In 1979, the first digital Compact Disc prototype was created as a compromise between sound quality and size of the medium.
In 1979, the first digitally recorded album of popular music now with vocals, Bop ‘Til You Drop by guitarist Ry Cooder, was released by Warner Bros. Records. The album was recorded in Los Angeles on a 32-track digital machine built by the 3M corporation. Also, Stevie Wonder digitally recorded his soundtrack album, Journey Through the Secret Life of Plants, three months after Cooder’s album was released, followed by the Grammy-award self-titled debut album of American singer Christopher Cross which was also 3M digitally recorded album.
In 1982, the first digital compact discs are marketed by Sony and Philips,[6] and New England Digital offers the hard disk recorder (Sample-to-Disk) option on the Synclavier, the first commercial hard disk (HDD) recording system.[7] Also that same year, Peter Gabriel releases, Security and The Nightfly released by Donald Fagen, which both were the early full digital recordings.
In 1984 Sony released the Sony PCM-501ES digital audio processor, which for the first time allowed consumers to make their own digital recordings, using a VHS or Betamax video tape recorder as the storage media.
In 1990, digital radio begins in Canada, using the L-Band.[8]
In 1991 Alesis Digital Audio Tape or ADAT is a tape format used for simultaneously recording eight tracks of digital audio at once, onto Super VHS magnetic tape – a format similar to that used by consumer VCRs. The product was announced in January 1991 at the NAMM convention in Anaheim, California.
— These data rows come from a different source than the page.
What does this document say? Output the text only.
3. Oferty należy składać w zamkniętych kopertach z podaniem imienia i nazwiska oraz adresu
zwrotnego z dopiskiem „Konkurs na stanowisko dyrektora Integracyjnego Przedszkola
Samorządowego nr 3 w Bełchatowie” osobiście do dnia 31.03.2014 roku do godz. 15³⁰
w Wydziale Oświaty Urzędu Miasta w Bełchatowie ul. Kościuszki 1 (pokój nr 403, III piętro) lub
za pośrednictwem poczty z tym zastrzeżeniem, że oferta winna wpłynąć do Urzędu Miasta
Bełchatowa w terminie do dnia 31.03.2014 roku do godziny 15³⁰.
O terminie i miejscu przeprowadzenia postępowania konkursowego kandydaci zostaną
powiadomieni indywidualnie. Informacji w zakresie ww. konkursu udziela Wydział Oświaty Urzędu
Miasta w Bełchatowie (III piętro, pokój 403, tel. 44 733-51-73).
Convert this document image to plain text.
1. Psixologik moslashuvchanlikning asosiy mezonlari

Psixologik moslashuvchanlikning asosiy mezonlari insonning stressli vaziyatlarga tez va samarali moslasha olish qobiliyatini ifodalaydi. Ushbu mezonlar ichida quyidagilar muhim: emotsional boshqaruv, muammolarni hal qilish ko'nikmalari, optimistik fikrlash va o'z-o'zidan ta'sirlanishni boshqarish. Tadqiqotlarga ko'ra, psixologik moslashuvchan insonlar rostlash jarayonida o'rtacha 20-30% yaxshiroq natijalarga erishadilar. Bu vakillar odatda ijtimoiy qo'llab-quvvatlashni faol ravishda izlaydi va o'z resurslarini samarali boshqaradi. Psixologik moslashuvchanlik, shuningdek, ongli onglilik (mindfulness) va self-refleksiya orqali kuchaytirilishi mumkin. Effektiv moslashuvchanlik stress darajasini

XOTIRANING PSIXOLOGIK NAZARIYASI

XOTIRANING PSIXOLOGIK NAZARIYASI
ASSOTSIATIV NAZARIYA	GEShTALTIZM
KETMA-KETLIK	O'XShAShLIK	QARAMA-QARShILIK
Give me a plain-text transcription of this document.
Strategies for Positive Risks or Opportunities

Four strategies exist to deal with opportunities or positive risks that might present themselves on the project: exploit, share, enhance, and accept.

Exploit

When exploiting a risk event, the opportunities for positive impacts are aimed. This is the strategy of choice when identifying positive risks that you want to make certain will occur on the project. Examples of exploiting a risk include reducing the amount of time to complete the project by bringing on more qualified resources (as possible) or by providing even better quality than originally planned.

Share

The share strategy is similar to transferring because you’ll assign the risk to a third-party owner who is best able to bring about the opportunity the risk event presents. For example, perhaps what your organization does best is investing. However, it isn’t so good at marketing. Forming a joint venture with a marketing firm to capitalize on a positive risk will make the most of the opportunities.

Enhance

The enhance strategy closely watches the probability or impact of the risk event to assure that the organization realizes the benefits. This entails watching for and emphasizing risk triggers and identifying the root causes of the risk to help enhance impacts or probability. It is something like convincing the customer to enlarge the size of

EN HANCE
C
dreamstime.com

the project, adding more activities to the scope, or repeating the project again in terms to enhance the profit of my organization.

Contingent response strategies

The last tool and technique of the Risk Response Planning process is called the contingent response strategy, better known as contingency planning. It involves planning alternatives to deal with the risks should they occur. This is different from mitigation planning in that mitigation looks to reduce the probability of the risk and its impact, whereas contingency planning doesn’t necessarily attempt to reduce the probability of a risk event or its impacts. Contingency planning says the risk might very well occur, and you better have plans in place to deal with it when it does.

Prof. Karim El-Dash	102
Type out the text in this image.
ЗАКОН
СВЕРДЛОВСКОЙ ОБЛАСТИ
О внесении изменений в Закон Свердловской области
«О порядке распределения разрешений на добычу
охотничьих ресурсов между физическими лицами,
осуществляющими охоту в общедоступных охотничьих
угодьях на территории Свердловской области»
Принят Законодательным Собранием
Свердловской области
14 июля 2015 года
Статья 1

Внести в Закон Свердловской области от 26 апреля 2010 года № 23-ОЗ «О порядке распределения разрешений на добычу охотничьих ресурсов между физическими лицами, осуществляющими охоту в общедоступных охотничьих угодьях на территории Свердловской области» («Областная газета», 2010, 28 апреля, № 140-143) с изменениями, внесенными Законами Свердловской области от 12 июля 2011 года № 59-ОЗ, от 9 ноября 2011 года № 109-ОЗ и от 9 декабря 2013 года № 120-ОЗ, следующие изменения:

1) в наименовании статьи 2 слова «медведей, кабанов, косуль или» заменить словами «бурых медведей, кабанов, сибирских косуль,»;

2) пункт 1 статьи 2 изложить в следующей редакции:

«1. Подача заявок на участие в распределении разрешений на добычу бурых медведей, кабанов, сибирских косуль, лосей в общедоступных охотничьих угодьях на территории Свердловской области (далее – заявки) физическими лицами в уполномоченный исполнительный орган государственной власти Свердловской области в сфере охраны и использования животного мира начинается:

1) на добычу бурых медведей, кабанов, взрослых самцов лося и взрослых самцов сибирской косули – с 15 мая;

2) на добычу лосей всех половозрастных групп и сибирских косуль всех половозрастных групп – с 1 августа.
The first ADAT recorders shipped over a year later in February or March 1992.[9]
In 1993 RADAR (audio recorder) Random Access Digital Audio Recorder or RADAR is the first single box device used for simultaneously recording 24 tracks of digital audio at once, onto hard disk drives. The product, manufactured by Creation Technologies (iZ Technology Corporation) was announced in October 1993 at the AES convention in San Francisco, California. The first RADAR recorders shipped in August 1994.
In 1996, optical discs and DVD players begin selling in Japan.